家を購入された方は住宅のリフォーム費用、車をお持ちの方は車の買い替え、お子さんがいらっしゃる方は子供の学費など、近い将来に必要になるお金は投資に回さず、現金で確保しておくことで、株式相場の下落時にも慌てて株を売る必要がなくなります。
【やってはいけないこと】
近いうちに使う予定のお金を投資に回してしまうと、相場が下落したタイミングで売却せざるを得なくなります。「3年以内に使うお金=貯金」「3年以上使わないお金=投資」という基準で分けることで、焦らず長期投資を続けられます。
投資はNISA枠を最優先に
投資はまずNISA枠を埋めることを最優先にしています。毎月決まった金額でS&P500のインデックス投資を積み立て、苦しい時も変わらず続けられる金額を設定することが重要です。

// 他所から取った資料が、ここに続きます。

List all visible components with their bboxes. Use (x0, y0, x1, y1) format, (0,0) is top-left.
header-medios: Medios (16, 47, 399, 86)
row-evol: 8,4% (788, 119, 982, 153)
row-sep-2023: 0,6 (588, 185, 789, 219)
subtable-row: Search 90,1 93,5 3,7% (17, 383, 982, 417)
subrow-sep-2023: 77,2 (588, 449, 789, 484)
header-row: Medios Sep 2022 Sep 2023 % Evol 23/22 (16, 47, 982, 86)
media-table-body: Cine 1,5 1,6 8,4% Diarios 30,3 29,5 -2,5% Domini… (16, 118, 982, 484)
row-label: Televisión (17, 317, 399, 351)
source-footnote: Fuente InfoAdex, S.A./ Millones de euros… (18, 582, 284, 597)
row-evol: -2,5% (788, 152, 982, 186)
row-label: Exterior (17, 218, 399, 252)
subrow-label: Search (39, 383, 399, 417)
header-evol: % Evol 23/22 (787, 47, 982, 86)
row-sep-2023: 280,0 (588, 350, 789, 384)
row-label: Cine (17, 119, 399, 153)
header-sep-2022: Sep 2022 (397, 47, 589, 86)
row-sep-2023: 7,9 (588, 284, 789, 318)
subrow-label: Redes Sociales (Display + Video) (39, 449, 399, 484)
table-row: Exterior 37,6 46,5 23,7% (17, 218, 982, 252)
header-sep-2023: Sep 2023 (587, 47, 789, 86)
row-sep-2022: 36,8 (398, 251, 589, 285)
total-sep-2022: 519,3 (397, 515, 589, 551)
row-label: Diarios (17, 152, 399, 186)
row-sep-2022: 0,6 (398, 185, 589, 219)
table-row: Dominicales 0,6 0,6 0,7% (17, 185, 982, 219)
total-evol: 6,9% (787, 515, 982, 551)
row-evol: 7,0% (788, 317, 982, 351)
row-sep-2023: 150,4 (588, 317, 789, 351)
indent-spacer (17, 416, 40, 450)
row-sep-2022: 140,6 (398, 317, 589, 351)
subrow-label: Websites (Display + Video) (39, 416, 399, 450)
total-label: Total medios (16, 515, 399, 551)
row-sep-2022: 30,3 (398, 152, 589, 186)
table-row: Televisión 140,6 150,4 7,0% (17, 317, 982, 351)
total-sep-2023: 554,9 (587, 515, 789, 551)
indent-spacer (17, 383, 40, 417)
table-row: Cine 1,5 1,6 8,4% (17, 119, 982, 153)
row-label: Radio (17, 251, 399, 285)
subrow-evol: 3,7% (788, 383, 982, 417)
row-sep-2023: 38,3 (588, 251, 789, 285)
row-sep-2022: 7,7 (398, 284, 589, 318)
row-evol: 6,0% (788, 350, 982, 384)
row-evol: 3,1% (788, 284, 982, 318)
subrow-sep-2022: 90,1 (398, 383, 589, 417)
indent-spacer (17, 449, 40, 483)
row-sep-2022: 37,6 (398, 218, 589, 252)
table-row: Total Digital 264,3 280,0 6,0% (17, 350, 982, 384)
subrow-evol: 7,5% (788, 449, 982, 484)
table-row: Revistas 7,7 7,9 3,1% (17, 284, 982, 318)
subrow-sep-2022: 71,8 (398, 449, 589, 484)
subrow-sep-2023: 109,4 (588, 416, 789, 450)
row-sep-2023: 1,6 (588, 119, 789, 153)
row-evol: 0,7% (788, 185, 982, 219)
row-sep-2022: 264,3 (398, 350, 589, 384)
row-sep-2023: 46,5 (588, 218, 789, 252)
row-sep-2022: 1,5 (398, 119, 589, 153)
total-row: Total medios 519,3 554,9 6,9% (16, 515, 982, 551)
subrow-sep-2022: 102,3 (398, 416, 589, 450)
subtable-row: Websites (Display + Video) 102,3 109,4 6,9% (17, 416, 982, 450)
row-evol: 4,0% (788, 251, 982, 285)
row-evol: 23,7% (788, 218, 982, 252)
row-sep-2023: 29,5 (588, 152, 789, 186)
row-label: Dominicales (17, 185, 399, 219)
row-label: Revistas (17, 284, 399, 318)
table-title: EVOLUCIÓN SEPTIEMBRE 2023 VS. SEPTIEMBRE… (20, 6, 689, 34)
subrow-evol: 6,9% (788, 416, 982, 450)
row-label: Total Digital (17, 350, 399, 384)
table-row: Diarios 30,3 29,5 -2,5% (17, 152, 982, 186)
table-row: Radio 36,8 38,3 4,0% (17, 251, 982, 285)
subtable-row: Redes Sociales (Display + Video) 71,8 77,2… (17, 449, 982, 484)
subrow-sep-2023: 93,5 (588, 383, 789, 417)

収入が増えた月に追加で余剰資金が生まれた場合も、すぐに全額株を購入するのではなく、投資用の現金として一度プールしておくようにしっかり置いておきましょう。これにより、投資に回さなかった分が現金として残り、収入が減った時も同じ金額を維持することができます。

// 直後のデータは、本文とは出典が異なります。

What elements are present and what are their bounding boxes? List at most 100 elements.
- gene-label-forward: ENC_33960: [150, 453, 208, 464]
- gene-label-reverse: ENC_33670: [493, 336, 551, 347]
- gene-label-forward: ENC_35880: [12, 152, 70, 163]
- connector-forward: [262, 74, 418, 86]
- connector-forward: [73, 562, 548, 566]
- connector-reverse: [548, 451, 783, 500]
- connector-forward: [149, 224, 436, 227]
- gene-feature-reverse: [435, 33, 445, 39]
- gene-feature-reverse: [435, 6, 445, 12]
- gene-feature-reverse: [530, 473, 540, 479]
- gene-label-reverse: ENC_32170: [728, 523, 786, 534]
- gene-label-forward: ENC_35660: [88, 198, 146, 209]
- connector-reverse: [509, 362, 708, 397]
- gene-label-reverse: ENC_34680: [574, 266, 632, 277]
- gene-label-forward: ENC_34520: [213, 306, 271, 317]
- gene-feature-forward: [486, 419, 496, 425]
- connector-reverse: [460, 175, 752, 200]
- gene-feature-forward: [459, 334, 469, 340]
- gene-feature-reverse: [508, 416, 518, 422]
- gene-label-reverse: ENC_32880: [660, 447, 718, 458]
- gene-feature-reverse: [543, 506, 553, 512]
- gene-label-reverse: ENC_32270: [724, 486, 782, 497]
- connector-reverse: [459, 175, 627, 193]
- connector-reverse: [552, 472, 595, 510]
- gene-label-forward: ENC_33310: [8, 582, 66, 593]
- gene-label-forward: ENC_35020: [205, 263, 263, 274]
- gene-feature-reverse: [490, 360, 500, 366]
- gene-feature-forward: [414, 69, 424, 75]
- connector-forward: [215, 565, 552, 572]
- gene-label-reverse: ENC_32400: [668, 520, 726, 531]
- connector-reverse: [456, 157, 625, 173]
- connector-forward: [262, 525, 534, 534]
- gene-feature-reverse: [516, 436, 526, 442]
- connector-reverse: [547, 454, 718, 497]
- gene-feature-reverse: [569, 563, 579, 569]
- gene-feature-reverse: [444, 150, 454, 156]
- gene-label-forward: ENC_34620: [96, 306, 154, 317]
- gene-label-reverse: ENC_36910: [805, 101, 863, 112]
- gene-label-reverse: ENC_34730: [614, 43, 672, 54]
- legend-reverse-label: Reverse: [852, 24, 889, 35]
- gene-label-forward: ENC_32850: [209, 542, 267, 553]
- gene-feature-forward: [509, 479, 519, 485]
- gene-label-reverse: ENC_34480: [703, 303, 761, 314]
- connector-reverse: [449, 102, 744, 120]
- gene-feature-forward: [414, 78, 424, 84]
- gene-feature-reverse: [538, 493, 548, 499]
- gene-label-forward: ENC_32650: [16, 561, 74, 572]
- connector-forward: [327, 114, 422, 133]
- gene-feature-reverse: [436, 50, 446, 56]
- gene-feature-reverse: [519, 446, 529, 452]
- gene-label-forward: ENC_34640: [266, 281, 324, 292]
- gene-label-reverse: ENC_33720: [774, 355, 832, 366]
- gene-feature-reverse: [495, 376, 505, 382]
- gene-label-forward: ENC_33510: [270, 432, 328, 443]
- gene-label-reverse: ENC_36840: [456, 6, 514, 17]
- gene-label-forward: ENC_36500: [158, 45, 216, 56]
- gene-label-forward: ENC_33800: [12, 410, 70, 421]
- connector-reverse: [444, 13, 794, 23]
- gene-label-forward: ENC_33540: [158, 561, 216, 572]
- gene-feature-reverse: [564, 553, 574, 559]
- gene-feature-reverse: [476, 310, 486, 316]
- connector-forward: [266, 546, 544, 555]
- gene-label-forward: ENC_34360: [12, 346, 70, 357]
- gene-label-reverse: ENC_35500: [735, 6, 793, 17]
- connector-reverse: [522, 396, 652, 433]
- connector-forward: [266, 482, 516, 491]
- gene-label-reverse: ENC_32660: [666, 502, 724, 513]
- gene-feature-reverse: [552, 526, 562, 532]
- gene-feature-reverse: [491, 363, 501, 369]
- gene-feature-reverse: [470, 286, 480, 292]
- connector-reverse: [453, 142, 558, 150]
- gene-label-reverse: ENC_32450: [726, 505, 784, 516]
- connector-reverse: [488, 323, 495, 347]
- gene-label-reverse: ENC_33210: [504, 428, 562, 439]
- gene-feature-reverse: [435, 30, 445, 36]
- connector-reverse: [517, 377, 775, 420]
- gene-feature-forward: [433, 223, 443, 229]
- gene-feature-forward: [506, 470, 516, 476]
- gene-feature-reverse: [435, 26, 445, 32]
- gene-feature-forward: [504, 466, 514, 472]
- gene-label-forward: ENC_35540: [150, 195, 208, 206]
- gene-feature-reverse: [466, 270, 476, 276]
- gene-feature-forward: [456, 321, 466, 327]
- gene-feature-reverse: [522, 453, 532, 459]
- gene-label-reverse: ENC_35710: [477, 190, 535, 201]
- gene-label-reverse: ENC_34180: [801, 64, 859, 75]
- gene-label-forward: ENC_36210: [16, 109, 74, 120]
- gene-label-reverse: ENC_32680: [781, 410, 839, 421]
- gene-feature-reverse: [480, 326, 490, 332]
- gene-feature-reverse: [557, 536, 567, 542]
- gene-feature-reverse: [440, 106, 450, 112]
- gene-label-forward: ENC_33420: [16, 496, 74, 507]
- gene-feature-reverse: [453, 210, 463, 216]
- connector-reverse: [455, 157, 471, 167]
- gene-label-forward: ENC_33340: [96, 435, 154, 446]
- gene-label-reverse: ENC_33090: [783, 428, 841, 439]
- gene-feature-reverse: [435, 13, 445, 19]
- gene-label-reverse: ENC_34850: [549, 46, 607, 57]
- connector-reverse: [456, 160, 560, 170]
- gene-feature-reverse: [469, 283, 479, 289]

- 投資:NISA枠でS&P500インデックス積立(毎月5万円)
- 貯金:別の口座に5万円貯金
- 残り:生活費と余ったお金は現金でプール
子供3人がいる家庭での資産管理
教育費を意識した貯金設計
私は子供が3人いるため、将来の教育費を均等に準備することを意識しています。子供1人あたりの教育費は数百万円単位になるため、3人分を早い段階から積み立てておくことが大切です。
収入が変わった時の対応
収入が上がった時は貯金に回し、下がった時は余剰資金で対応できるよう、無理のない金額で投資を続けることが大切です。
貯金と投資の割合で悩んでいる人へ
「割合」より「金額」で固定することをおすすめする理由
貯金と投資の割合で悩んでいる方に伝えたいのは「割合ではなく金額で固定する」という考え方です。割合で決めると、収入が変動するたびに貯金額・投資額が変わり、将来の見通しが立てにくくなります。金額を固定することで、毎月の資産形成がシンプルになります。

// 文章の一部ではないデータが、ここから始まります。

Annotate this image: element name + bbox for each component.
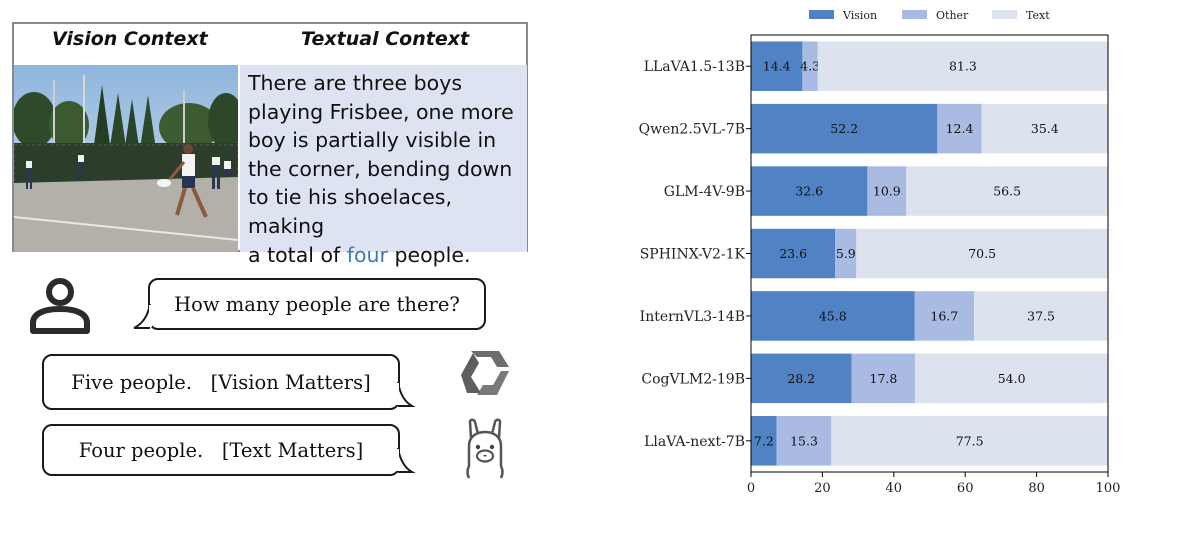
bar-value-label: 5.9 [836,246,856,261]
bar-text [831,416,1108,466]
answer-vision-text: Five people. [Vision Matters] [71,370,371,394]
bar-text [906,166,1108,216]
bar-value-label: 37.5 [1027,308,1055,323]
bar-text [974,291,1108,341]
bar-value-label: 10.9 [873,184,901,199]
bar-value-label: 54.0 [998,371,1026,386]
y-tick-label: Qwen2.5VL-7B [639,122,745,138]
bar-other [937,103,982,154]
bar-other [776,416,832,466]
bar-value-label: 77.5 [956,433,984,448]
answer-vision-bubble: Five people. [Vision Matters] [42,354,400,410]
bar-vision [751,41,803,91]
context-text-before: a total of [248,242,347,267]
bar-vision [751,291,915,341]
chart-bars: 14.4 4.3 81.3 52.2 12.4 35.4 32.6 10.9 56.5 23.6 5… [751,41,1108,466]
answer-text-bubble-tail [396,447,416,473]
bar-vision [751,166,868,216]
bar-text [981,103,1108,154]
bar-other [802,41,818,91]
answer-text-bubble: Four people. [Text Matters] [42,424,400,476]
chart-legend: Vision Other Text [809,9,1050,22]
bar-value-label: 14.4 [763,59,791,74]
qwen-logo-icon [461,351,509,395]
y-tick-label: LLaVA1.5-13B [644,59,745,75]
bar-value-label: 17.8 [870,371,898,386]
bar-value-label: 16.7 [930,308,958,323]
bar-value-label: 32.6 [795,184,823,199]
legend-swatch-text [992,10,1017,19]
bar-other [851,353,916,404]
bar-other [914,291,975,341]
question-bubble-tail [133,303,152,329]
bar-vision [751,228,836,279]
y-tick-label: SPHINX-V2-1K [640,247,746,263]
x-tick-label: 60 [957,481,974,496]
bar-other [867,166,907,216]
bar-value-label: 56.5 [993,184,1021,199]
bar-vision [751,353,852,404]
bar-vision [751,416,777,466]
answer-vision-bubble-tail [396,381,416,407]
bar-value-label: 15.3 [790,433,818,448]
textual-context-text: There are three boys playing Frisbee, on… [240,65,527,267]
bar-text [856,228,1108,279]
x-tick-label: 0 [747,481,755,496]
bar-value-label: 4.3 [800,59,820,74]
legend-label-other: Other [936,9,969,22]
context-text-line: boy is partially visible in [248,128,497,153]
bar-value-label: 12.4 [946,121,974,136]
bar-value-label: 7.2 [754,433,774,448]
legend-label-text: Text [1026,9,1050,22]
context-text-line: to tie his shoelaces, making [248,185,453,238]
question-bubble: How many people are there? [148,278,486,330]
frisbee-scene-image [14,65,238,252]
context-panel: Vision Context Textual Context [12,22,528,267]
x-tick-label: 100 [1096,481,1121,496]
legend-swatch-other [902,10,927,19]
highlighted-count: four [346,242,388,267]
bar-value-label: 45.8 [819,308,847,323]
textual-context-heading: Textual Context [301,28,470,50]
answer-text-text: Four people. [Text Matters] [78,438,364,462]
chart-x-axis: 0 20 40 60 80 100 [747,472,1121,496]
context-text-line-last: a total of four people. [248,241,519,270]
context-text-after: people. [387,242,471,267]
chart-y-axis: LLaVA1.5-13B Qwen2.5VL-7B GLM-4V-9B SPHINX-… [639,59,751,450]
user-icon [30,278,90,334]
stacked-bar-chart: Vision Other Text 14.4 4.3 81.3 52.2 12.4 35.4 3… [639,9,1121,496]
y-tick-label: LlaVA-next-7B [644,434,745,450]
legend-label-vision: Vision [842,9,877,22]
bar-text [915,353,1108,404]
legend-swatch-vision [809,10,834,19]
llama-logo-icon [466,418,504,479]
bar-value-label: 23.6 [779,246,807,261]
context-text-line: the corner, bending down [248,156,513,181]
context-text-line: playing Frisbee, one more [248,99,514,124]
bar-value-label: 28.2 [787,371,815,386]
bar-text [817,41,1108,91]
bar-value-label: 81.3 [949,59,977,74]
context-text-line: There are three boys [248,71,463,95]
bar-value-label: 70.5 [968,246,996,261]
bar-value-label: 52.2 [830,121,858,136]
y-tick-label: InternVL3-14B [640,309,745,325]
vision-context-heading: Vision Context [52,28,208,50]
question-text: How many people are there? [174,292,460,316]
bar-value-label: 35.4 [1031,121,1059,136]
x-tick-label: 20 [814,481,831,496]
bar-other [835,228,857,279]
y-tick-label: CogVLM2-19B [641,371,745,387]
bar-vision [751,103,938,154]
y-tick-label: GLM-4V-9B [664,184,745,200]
x-tick-label: 40 [886,481,903,496]
x-tick-label: 80 [1028,481,1045,496]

資産を守りながら少しずつ増やしていくためには、焦らず順番通りに進めることが最も重要です。まずは支出を見直して無駄を削り、生活防衛資金を確保し、そこから投資を始める。この流れを守ることで、相場が荒れた時にも動じない安定した資産形成ができるようになります。
まとめ
- 管理方法:割合ではなく金額で固定
- 生活防衛資金:生活費6か月分(最低でも3か月分は確保)
- 貯金の目的:直近3年以内に使う可能性があるお金
- 投資の優先順位:まずNISA枠を埋める
- 収入変動への対応:無理のない金額を設定して継続
- 始める順番:支出見直し → 貯金 → 投資
ここまで私のおすすめとして、貯金から投資への考え方をお伝えしましたが、正直、貯金と投資の割合に正解はありません。大切なのは、自分が無理なく続けられる仕組みを作ることです。
まずは生活防衛資金を確保し、続けられる金額から投資を始めていきましょう。